Procedure en matière d'égalité | Genève

Procédure en matière d’égalité dans le canton de Genève

Procédure de conciliation

Rapports de travail de droit privé

La conciliation, étape obligatoire à Genève auparavant, est devenue facultative, le demandeur ou la demanderesse pouvant y renoncer unilatéralement. La procédure de conciliation est menée par les juges conciliateurs et conciliatrices du Tribunal des prud’hommes et régie par la loi sur le Tribunal des prud’hommes et par le Code de procédure civile suisse. Lorsqu’une demande est fondée sur la loi fédérale sur l’égalité entre femmes et hommes (LEg), l’autorité de conciliation est composée d’un conciliateur qui la préside et de 2 conciliateurs-assesseurs, un homme et une femme. Lorsque l’homme est employeur, la femme doit être salariée et inversement. Par ailleurs, toute personne qui subit ou risque de subir une discrimination au sens de la LEg peut saisir l’autorité de conciliation en-dehors de toute procédure. Le greffe du Tribunal des prud’hommes fonctionne pour l’autorité de conciliation.

Si la tentative de conciliation n’aboutit pas, l’autorité de conciliation peut soumettre aux parties une proposition de jugement, qui déploiera les effets d’une décision finale si elle n’est pas contestée par l’une des parties dans les 20 jours. En cas d’opposition, cette proposition devient nulle et une autorisation de procéder est délivrée à la partie demanderesse pour porter l’action devant le Tribunal des prud’hommes. Par ailleurs, lorsque les prétentions de la partie demanderesse ne dépassent pas fr. 2’000.-, elle peut demander à l’autorité de conciliation de rendre une décision finale, contre laquelle seul un recours à la Chambre des prud’hommes de la Cour de justice est possible. En cas de non-conciliation, une autorisation de procéder est remise au demandeur ou à la demanderesse, qui lui permet de saisir le Tribunal des prud’hommes dans un délai de trois mois.

Voir également les explications relatives à la procédure de conciliation.

Rapports de travail de droit public (particularités cantonales)

Comme en droit privé, la procédure de conciliation est facultative en matière d’égalité, le demandeur ou la demanderesse peut y renoncer d’emblée. Il ou elle peut toutefois changer d’avis en cours de procédure et peut aussi saisir l’autorité de conciliation, en-dehors de toute procédure. La juridiction compétente pour tenter la conciliation est le Tribunal administratif de première instance (TAPI). Cependant, la demande doit être adressée à la Chambre administrative de la Cour de justice qui, après en avoir examiné la recevabilité et si le demandeur ou la demanderesse n’y a pas renoncé, transmet au TAPI pour tentative de conciliation.

Procédure judiciaire

Pour les personnes employées dans des rapports de travail de droit privé, la procédure judiciaire est régie par les dispositions du Code de procédure civile (CPC). Voir les explications relatives à la procédure judiciaire.

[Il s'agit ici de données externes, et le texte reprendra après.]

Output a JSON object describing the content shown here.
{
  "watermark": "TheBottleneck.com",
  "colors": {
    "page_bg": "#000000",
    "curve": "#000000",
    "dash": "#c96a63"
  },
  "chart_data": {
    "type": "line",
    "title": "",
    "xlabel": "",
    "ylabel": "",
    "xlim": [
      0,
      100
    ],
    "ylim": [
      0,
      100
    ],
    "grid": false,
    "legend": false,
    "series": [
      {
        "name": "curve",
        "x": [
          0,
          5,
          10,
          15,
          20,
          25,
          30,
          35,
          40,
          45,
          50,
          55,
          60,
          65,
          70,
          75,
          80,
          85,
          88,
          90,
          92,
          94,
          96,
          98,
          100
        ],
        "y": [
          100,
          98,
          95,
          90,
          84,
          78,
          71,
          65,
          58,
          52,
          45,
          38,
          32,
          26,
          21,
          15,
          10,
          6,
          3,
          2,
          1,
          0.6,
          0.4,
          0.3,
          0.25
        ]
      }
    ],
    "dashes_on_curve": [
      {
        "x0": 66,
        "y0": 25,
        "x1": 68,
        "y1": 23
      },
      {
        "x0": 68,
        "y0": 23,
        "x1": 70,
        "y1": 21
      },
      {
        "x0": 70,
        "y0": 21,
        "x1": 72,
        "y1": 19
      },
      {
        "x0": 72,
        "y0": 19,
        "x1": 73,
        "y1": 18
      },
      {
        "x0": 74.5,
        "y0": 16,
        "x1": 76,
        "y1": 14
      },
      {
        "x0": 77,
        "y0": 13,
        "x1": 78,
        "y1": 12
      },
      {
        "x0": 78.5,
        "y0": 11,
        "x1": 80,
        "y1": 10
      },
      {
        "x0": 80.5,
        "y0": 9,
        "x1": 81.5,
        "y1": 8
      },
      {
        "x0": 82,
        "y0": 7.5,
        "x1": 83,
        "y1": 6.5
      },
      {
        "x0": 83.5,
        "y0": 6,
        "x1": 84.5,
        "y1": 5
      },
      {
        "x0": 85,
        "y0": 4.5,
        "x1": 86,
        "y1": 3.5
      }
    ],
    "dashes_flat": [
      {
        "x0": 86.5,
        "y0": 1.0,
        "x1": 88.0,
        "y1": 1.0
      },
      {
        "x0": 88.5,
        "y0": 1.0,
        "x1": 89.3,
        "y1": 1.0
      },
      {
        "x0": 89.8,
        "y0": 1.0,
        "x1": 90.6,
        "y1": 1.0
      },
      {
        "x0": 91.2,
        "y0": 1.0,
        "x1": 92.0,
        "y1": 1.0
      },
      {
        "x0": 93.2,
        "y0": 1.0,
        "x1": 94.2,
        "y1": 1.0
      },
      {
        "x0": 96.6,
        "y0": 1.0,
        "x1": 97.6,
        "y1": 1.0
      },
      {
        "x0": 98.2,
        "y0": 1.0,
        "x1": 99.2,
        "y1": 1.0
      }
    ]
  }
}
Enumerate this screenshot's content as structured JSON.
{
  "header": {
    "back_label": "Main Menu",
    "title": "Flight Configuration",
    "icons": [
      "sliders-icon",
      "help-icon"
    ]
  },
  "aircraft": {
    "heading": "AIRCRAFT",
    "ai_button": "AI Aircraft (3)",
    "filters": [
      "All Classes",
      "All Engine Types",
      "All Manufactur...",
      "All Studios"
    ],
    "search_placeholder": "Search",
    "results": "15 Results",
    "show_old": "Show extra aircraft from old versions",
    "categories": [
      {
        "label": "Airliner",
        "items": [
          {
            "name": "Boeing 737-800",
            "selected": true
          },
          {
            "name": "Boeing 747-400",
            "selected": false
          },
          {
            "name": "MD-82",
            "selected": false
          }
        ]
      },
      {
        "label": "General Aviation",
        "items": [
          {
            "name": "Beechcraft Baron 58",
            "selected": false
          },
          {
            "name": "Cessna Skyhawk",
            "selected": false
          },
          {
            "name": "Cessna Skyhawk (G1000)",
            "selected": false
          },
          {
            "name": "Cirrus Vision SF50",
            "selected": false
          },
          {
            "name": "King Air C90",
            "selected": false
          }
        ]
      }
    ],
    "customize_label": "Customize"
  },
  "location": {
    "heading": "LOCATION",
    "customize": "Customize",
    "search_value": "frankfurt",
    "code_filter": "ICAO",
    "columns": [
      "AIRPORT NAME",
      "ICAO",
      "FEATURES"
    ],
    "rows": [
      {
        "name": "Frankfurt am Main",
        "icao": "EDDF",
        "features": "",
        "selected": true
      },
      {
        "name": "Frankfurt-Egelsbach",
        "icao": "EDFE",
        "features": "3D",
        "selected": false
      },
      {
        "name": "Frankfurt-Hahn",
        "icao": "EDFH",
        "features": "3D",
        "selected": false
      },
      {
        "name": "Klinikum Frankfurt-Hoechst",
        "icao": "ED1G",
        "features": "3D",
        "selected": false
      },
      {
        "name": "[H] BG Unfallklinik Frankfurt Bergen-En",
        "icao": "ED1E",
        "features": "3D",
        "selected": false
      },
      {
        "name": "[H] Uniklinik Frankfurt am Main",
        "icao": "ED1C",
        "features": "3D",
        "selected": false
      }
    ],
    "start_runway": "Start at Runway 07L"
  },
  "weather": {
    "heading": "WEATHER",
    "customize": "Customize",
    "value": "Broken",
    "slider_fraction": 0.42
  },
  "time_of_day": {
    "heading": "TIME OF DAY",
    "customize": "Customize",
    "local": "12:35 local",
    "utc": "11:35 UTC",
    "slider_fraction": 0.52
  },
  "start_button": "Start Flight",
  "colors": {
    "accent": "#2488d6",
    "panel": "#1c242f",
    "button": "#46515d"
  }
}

Dans les rapports de travail de droit public, la procédure est régie par la Loi sur la procédure administrative (LPA). L’autorité établit les faits d’office, examine sa compétence et garantit le droit d’être entendu, tandis que les parties ont un devoir de collaboration dans l’administration des preuves.

Degrés de juridiction

Rapports de travail de droit privé

Dans le canton de Genève, le demandeur ou la demanderesse, en cas d’échec ou de renonciation à la conciliation, peut soumettre son litige au Tribunal des prud’hommes, lequel est compétent pour juger les contestations découlant d’un contrat de travail de droit privé, quelle que soit la valeur litigieuse. Il tranche les litiges relevant de la LEg dans une composition doublement paritaire (employeur-euse-s / employé-e-s et femmes / hommes). Le jugement rendu par le Tribunal des prud’hommes peut être attaqué, dans un délai de 30 jours dès réception, auprès de  la Chambre des prud’hommes de la Cour de justice. Cette dernière est également compétente pour statuer sur les recours dirigés contre les décisions au fond des juges conciliateurs ou conciliatrices du Tribunal des prud’hommes. Elle siège dans une composition de trois juges, soit un-e président-e, un-e juge prud’homme employeur-euse et un-e juge prud’homme salarié-e. Elle comprend au moins une personne de chaque sexe lorsqu’elle tranche un cas ressortant de la LEg. La décision de la Chambre des prud’hommes de la Cour de justice peut faire l’objet d’un recours devant le Tribunal fédéral.

Rapports de travail de droit public

Les cas relevant des rapports de travail de droit public sont jugés par la Chambre administrative de la Cour de justice qui statue en première instance cantonale unique sur recours contre les décisions de l’Etat. La décision de la Chambre administrative de la Cour de justice peut ensuite faire l’objet d’un recours devant le Tribunal fédéral.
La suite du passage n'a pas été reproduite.